Yesterday I promised that it’s possible to measure and make your peace with the noise in your web analytics data.
There are numerical approaches to quantifying variance, and we’ll look at them soon. But the best way to measure and experience your unique noise is to run an A/A test. Or better yet, an A/A/A/A/A test.
Running a test leverages the same tools and simulates the same conditions under which you’ll be called to make hard decisions about what is and isn’t noise. And it splits your data into smaller buckets, which is key – each variation on its own will be noisier than the aggregation of all your data. (Brace yourself 😅)
What to do
Using whatever experimentation tool you’ve got, create a new test. Add as many variations as you’d typically test – hopefully 4-10.
Choose whatever success metric you care about (leads, RPV, conversion rate). For bonus points, add some extra metrics so you can feel the multiple comparisons problem as deeply as you’ll be feeling the noise.
This test doesn’t change the user experience, so launch away 🚀 !
(⚠️ If your testing tool charges by the impression / visitor, make sure this won’t cost you money. Been there, done that.)
What to look for
Check the results every day or two. Just focus on whatever graph your testing tool gives you. How far apart are the variations? How dramatically is each variation’s conversion rate jumping up and down?

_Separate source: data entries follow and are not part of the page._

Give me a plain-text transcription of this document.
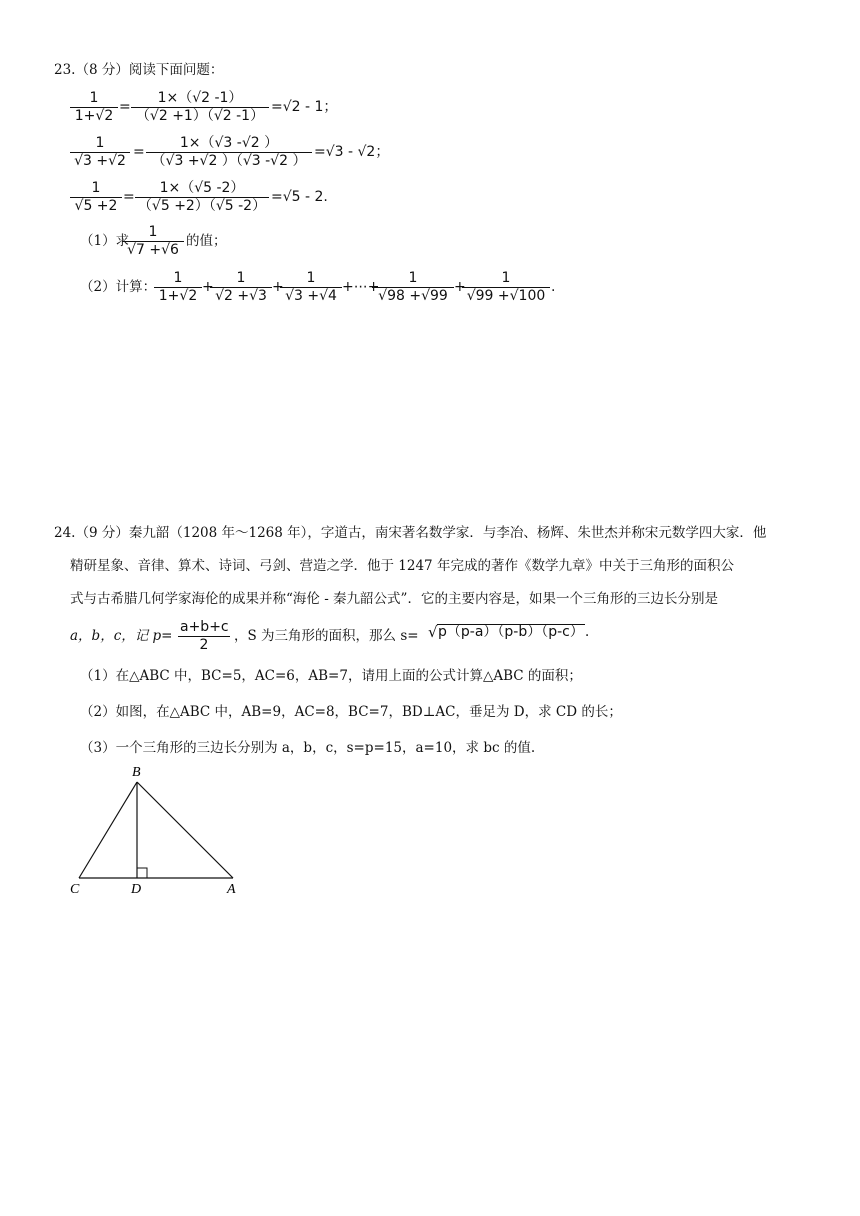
23.（8 分）阅读下面问题：
$\frac{1}{1+√2} = \frac{1\times(√2 -1)}{(√2 +1)(√2 -1)} =√2 - 1$；
$\frac{1}{√3 +√2} = \frac{1\times(√3 -√2 )}{(√3 +√2 )(√3 -√2 )} =√3 - √2$；
$\frac{1}{√5 +2} = \frac{1\times(√5 -2)}{(√5 +2)(√5 -2)} =√5 - 2$.
（1）求
$\frac{1}{√7 +√6}$ 的值；
（2）计算：
$\frac{1}{1+√2}$ +
$\frac{1}{√2 +√3}$ +
$\frac{1}{√3 +√4}$ +⋯+
$\frac{1}{√98 +√99}$ +
$\frac{1}{√99 +√100}$ .
24.（9 分）秦九韶（1208 年～1268 年），字道古，南宋著名数学家．与李冶、杨辉、朱世杰并称宋元数学四大家．他
精研星象、音律、算术、诗词、弓剑、营造之学．他于 1247 年完成的著作《数学九章》中关于三角形的面积公
式与古希腊几何学家海伦的成果并称“海伦 - 秦九韶公式”．它的主要内容是，如果一个三角形的三边长分别是
a，b，c，记 $p= \frac{a+b+c}{2}$ ，S 为三角形的面积，那么 s=
√	p（p-a）（p-b）（p-c）.
（1）在△ABC 中，BC=5，AC=6，AB=7，请用上面的公式计算△ABC 的面积；
（2）如图，在△ABC 中，AB=9，AC=8，BC=7，BD⊥AC，垂足为 D，求 CD 的长；
（3）一个三角形的三边长分别为 a，b，c，s=p=15，a=10，求 bc 的值.
B
C	D	A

Remember that the “truth” here is all variations converged on a single value, which changes very little or not at all from day to day. How close are you to the truth on Day 2? Day 7?

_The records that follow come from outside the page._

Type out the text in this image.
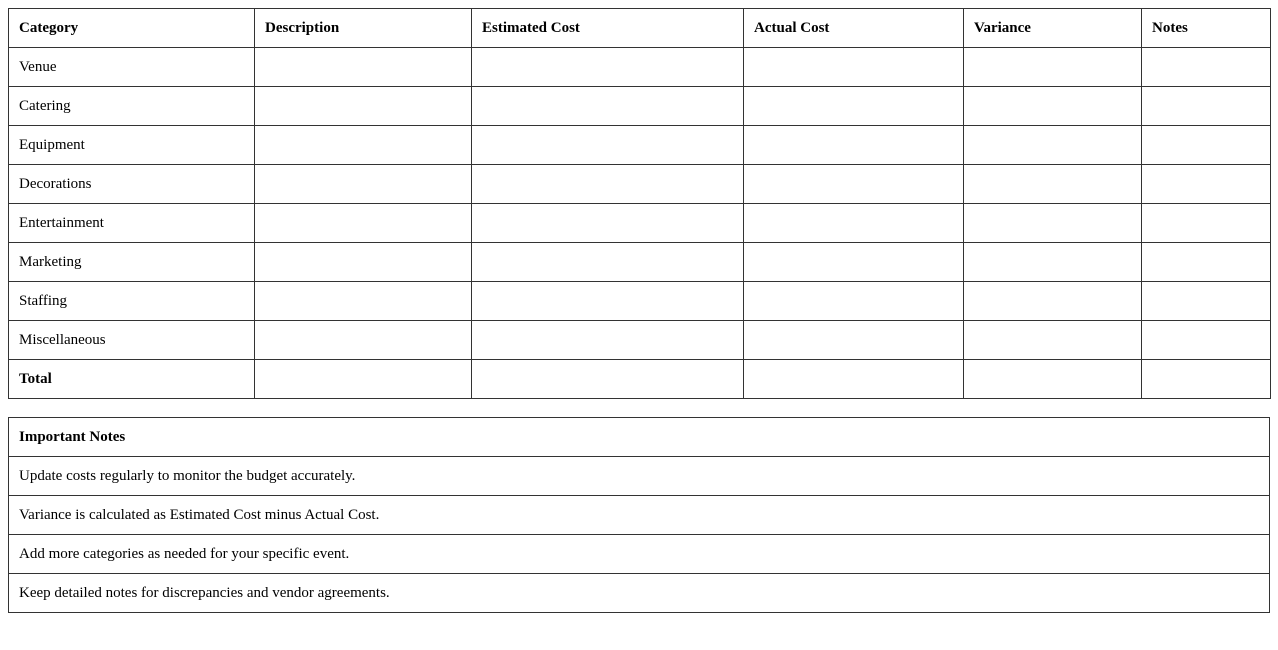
Category	Description	Estimated Cost	Actual Cost	Variance	Notes
Venue					
Catering					
Equipment					
Decorations					
Entertainment					
Marketing					
Staffing					
Miscellaneous					
Total					
Important Notes
Update costs regularly to monitor the budget accurately.
Variance is calculated as Estimated Cost minus Actual Cost.
Add more categories as needed for your specific event.
Keep detailed notes for discrepancies and vendor agreements.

I strongly recommend grabbing a screenshot of a quote-unquote winning variation if you can. Share it with your team and hold an ironic celebration. (Who knew doing nothing was the best way to improve our conversion rate!)
This is an experience, and it beats simply running some numbers through a calculator to spit out a value for expected variance.
Nothing can replace spending a week or two with the absolute chaos that is your data. It prepares you to respond thoughtfully when a variation is performing exceptionally well, or is tanking.
It prepares the rest of the team, too. One day, when somebody’s freaking out and wants to pull the plug on a campaign after 2 days of underwhelming performance, you can invoke the A/A test and remind them that doing nothing could just as easily have yielded these results.